Тина улыбалась еще напряженнее, и Стелла развивала мысль:
– Мои дети будут тебя любить больше, чем меня, – и это ужасно! Что значит – почему? Да потому, что на кухне тебе нет равных. Прямо слышу, как мои пищат: «Мама стряпать не умеет, айда к тете Тине, уж она нас накормит!»
Тина вымучивала смешок, опускала взор.
– Для твоих детей будет стряпать Кармело.
– Да он больше бахвалится, – возражала Стелла, чтобы вновь услышать, как смеется сестренка. – Ему до тебя далеко.
Тина над своей завистью не властна, это Стелла отлично понимала. Она любила сестру, а в эти последние месяцы беременности, наполненности счастливым ожиданием, в ее сердце не было места ни язвительности, ни неприязни.
Тинина зависть не укрылась и от Ассунты. Минимум раз в день она осеняла Стеллин лоб крестным знамением, не ленилась подняться на третий этаж, чтобы повесить над дверью пучок мяты.

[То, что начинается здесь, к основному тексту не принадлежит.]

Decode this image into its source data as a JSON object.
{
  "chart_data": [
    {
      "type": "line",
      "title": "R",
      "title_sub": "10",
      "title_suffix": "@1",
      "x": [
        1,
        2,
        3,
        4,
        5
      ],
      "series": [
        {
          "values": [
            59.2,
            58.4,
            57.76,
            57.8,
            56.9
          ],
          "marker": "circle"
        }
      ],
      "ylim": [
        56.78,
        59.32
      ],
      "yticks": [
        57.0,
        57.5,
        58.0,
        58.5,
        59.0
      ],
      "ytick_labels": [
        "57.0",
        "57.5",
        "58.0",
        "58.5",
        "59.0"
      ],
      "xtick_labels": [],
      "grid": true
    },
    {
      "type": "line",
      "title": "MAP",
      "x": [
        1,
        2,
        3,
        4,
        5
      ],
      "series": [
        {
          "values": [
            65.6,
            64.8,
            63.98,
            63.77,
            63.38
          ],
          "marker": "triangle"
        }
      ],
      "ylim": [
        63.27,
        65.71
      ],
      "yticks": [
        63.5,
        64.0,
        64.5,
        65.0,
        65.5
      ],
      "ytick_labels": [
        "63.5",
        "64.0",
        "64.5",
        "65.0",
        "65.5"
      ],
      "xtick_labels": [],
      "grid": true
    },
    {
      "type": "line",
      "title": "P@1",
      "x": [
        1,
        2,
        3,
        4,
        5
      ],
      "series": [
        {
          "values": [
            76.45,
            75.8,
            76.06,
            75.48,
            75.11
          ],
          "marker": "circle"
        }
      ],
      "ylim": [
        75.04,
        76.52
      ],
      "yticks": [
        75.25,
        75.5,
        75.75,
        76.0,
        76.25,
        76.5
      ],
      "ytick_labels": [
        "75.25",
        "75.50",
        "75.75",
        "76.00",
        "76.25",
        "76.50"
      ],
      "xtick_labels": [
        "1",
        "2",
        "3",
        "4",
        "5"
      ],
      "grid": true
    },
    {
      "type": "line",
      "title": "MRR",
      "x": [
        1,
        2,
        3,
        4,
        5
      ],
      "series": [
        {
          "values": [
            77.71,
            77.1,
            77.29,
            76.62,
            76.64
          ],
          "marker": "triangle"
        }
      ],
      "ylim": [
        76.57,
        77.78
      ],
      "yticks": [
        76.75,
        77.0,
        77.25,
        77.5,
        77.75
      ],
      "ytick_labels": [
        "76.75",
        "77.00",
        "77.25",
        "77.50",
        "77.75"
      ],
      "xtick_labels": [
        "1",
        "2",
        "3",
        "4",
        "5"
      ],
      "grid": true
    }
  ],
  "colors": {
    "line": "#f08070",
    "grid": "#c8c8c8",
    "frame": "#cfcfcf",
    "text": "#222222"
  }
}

– Самое опасное время – когда муж с женой первенца ждут, – так объясняла Ассунта свои действия.
Едва узнав о беременности жены, Кармело принялся настаивать, чтобы она ушла с фабрики. Но Стелле там нравилось. Она умудрилась продержаться до мая – к этому времени живот здорово вырос, работа была уже не в удовольствие.
На прощание Тина устроила фуршет. Притащила в цех большущее блюдо печенюшек-червячков и миску холодных равиоли. Работницы, не отходя от конвейера, брали равиоли руками, надкусывали, подхватывали соус в салфетки, хихикали по-девчачьи.